Why you should listen
Guy Winch is a licensed psychologist who works with individuals, couples and families. As an advocate for psychological health, he has spent the last two decades adapting the findings of scientific studies into tools his patients, readers and audience members can use to enhance and maintain their mental health.
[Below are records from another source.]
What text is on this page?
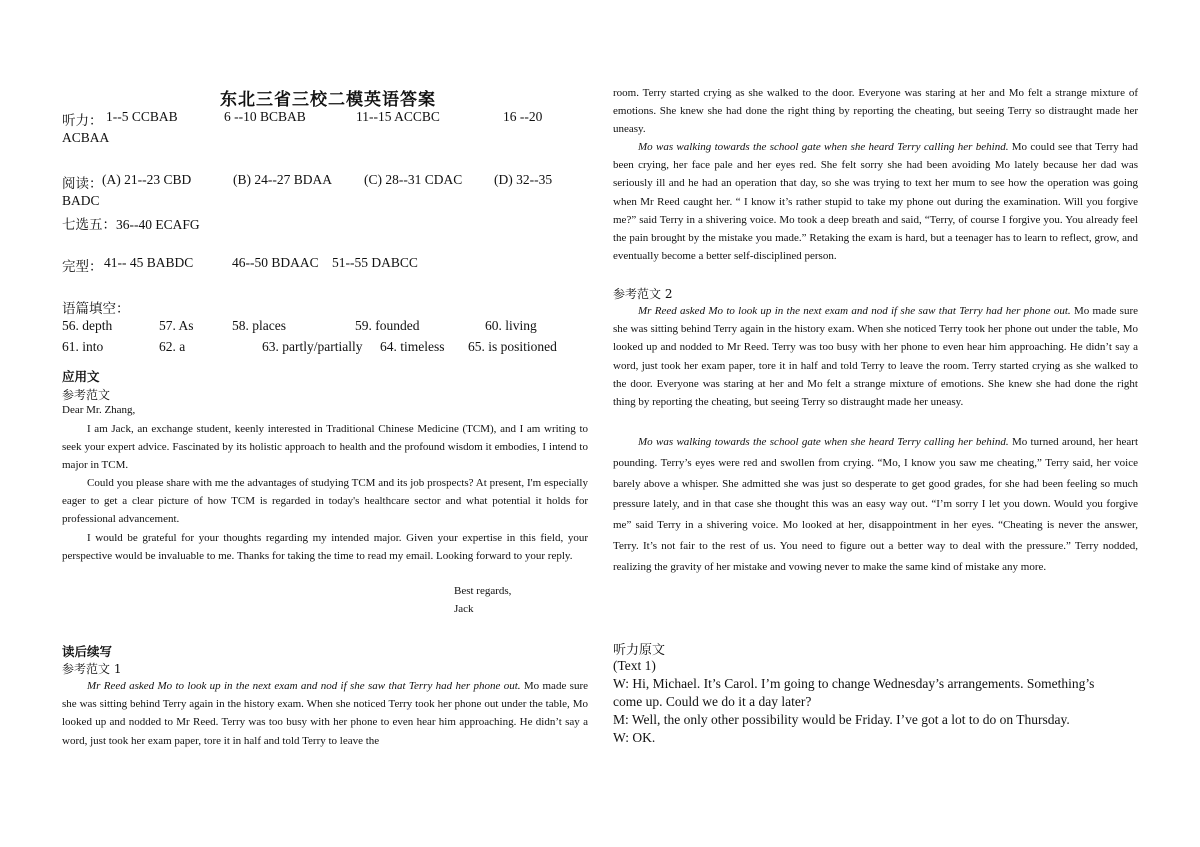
东北三省三校二模英语答案
听力： 1--5 CCBAB	6 --10 BCBAB	11--15 ACCBC	16 --20
ACBAA
阅读： (A) 21--23 CBD	(B) 24--27 BDAA (C) 28--31 CDAC (D) 32--35
BADC
七选五：36--40 ECAFG
完型： 41-- 45 BABDC	46--50 BDAAC 51--55 DABCC
语篇填空：
56. depth	57. As	58. places	59. founded	60. living
61. into	62. a	63. partly/partially 64. timeless 65. is positioned
应用文
参考范文
Dear Mr. Zhang,

I am Jack, an exchange student, keenly interested in Traditional Chinese Medicine (TCM), and I am writing to seek your expert advice. Fascinated by its holistic approach to health and the profound wisdom it embodies, I intend to major in TCM.

Could you please share with me the advantages of studying TCM and its job prospects? At present, I'm especially eager to get a clear picture of how TCM is regarded in today's healthcare sector and what potential it holds for professional advancement.

I would be grateful for your thoughts regarding my intended major. Given your expertise in this field, your perspective would be invaluable to me. Thanks for taking the time to read my email. Looking forward to your reply.

Best regards,
Jack
读后续写
参考范文 1

Mr Reed asked Mo to look up in the next exam and nod if she saw that Terry had her phone out. Mo made sure she was sitting behind Terry again in the history exam. When she noticed Terry took her phone out under the table, Mo looked up and nodded to Mr Reed. Terry was too busy with her phone to even hear him approaching. He didn’t say a word, just took her exam paper, tore it in half and told Terry to leave the

room. Terry started crying as she walked to the door. Everyone was staring at her and Mo felt a strange mixture of emotions. She knew she had done the right thing by reporting the cheating, but seeing Terry so distraught made her uneasy.

Mo was walking towards the school gate when she heard Terry calling her behind. Mo could see that Terry had been crying, her face pale and her eyes red. She felt sorry she had been avoiding Mo lately because her dad was seriously ill and he had an operation that day, so she was trying to text her mum to see how the operation was going when Mr Reed caught her. “ I know it’s rather stupid to take my phone out during the examination. Will you forgive me?” said Terry in a shivering voice. Mo took a deep breath and said, “Terry, of course I forgive you. You already feel the pain brought by the mistake you made.” Retaking the exam is hard, but a teenager has to learn to reflect, grow, and eventually become a better self-disciplined person.

参考范文 2

Mr Reed asked Mo to look up in the next exam and nod if she saw that Terry had her phone out. Mo made sure she was sitting behind Terry again in the history exam. When she noticed Terry took her phone out under the table, Mo looked up and nodded to Mr Reed. Terry was too busy with her phone to even hear him approaching. He didn’t say a word, just took her exam paper, tore it in half and told Terry to leave the room. Terry started crying as she walked to the door. Everyone was staring at her and Mo felt a strange mixture of emotions. She knew she had done the right thing by reporting the cheating, but seeing Terry so distraught made her uneasy.

Mo was walking towards the school gate when she heard Terry calling her behind. Mo turned around, her heart pounding. Terry’s eyes were red and swollen from crying. “Mo, I know you saw me cheating,” Terry said, her voice barely above a whisper. She admitted she was just so desperate to get good grades, for she had been feeling so much pressure lately, and in that case she thought this was an easy way out. “I’m sorry I let you down. Would you forgive me” said Terry in a shivering voice. Mo looked at her, disappointment in her eyes. “Cheating is never the answer, Terry. It’s not fair to the rest of us. You need to figure out a better way to deal with the pressure.” Terry nodded, realizing the gravity of her mistake and vowing never to make the same kind of mistake any more.

听力原文
(Text 1)
W: Hi, Michael. It’s Carol. I’m going to change Wednesday’s arrangements. Something’s
come up. Could we do it a day later?
M: Well, the only other possibility would be Friday. I’ve got a lot to do on Thursday.
W: OK.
As an identical twin with a keen eye for any signs of favoritism, he believes we need to practice emotional hygiene with the same diligence with which we practice personal and dental hygiene.
His recent book, Emotional First Aid: Healing Rejection, Guilt, Failure, and Other Everyday Hurts, has been translated in 24 languages. He writes the popular "Squeaky Wheel Blog" on PsychologyToday.com, and he is the author of The Squeaky Wheel: Complaining the Right Way to Get Results, Improve Your Relationships and Enhance Self-Esteem. His new book, How to Fix a Broken Heart, was published by TED Books/Simon & Schuster in 2017. He has also dabbled in stand-up comedy.